Focusrite’s Saffire has proved its worth yet again, this time in what can only be described as one of its more unusual outings, 35,000 feet in the air. Rick Pope, Jamiroquai’s long-time sound engineer, used the Saffire to record a one off, record-breaking performance by the band in the front of a plane on a trip to Greece.
A specially selected audience mostly comprised of competition-winning Jamiroquai fans witnessed the “Gig In The Sky” and the band performed half a dozen tracks. Pope takes up the story;
“We had a full band, six musicians and three backing singers. They only took out two rows or three rows of seats for us. It was basically where you come in through the main door and we had a 10 and a half by nine and a half foot square to set up in!”
“I needed to record the gig and needed something standalone and FireWire because it was all done on batteries as obviously there was no mains in the plane. So I needed something that would power off FireWire from my computer and the Saffire PRO 26i/o was the first thing that came to mind. I’d heard some of the stuff done on a Saffire so I thought I’d give it a go. Even compared to Pro Tools HD it performed really well.”
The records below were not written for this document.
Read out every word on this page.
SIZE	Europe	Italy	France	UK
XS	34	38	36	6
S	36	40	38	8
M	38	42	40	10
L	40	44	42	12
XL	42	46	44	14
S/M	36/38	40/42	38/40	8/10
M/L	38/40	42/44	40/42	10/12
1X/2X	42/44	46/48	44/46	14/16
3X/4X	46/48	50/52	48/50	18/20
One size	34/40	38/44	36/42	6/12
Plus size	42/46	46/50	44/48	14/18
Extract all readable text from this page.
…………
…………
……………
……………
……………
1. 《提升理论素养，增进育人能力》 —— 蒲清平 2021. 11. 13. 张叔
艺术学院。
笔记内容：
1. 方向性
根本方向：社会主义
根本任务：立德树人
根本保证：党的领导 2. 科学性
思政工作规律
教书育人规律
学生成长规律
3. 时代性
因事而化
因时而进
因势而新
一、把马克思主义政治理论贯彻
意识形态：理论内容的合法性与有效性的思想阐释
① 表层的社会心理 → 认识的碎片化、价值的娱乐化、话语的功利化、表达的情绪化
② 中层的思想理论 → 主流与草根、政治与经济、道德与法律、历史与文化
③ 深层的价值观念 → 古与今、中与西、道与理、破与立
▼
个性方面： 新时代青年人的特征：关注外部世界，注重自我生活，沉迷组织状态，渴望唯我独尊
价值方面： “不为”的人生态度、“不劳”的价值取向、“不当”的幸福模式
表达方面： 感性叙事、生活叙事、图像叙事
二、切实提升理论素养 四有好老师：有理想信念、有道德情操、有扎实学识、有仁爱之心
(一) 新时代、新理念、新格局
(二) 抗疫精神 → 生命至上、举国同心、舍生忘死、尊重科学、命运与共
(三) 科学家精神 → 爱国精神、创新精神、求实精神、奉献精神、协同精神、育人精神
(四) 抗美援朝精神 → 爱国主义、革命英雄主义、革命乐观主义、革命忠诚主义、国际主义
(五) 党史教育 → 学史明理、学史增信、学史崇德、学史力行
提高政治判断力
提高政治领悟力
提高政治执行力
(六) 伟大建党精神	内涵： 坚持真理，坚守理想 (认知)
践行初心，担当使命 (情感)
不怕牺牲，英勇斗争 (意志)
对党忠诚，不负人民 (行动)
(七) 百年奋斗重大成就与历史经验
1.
“It was simple once it was up and running: stand alone, just hit record, go and that was it. It did everything I wanted it to do and was ideal for the gig because everything had to be scaled down. I had a really tiny desk that you could rest on your lap, a laptop and this little 1U bit of kit which was compact, small and sonically sounded great.”
Pope reveals there are no plans for further mile high gigs and that at least three world records is enough for now!“Someone said it was five world records but all I know is that it was the highest gig in the world, the longest distance travelled during a gig and the fastest gig in the world!”
“We had a bit of turbulence and everyone had to sit down (otherwise no one would have been able to see) but I think people enjoyed it. Yeah, I think it went pretty well for a gig on a plane!”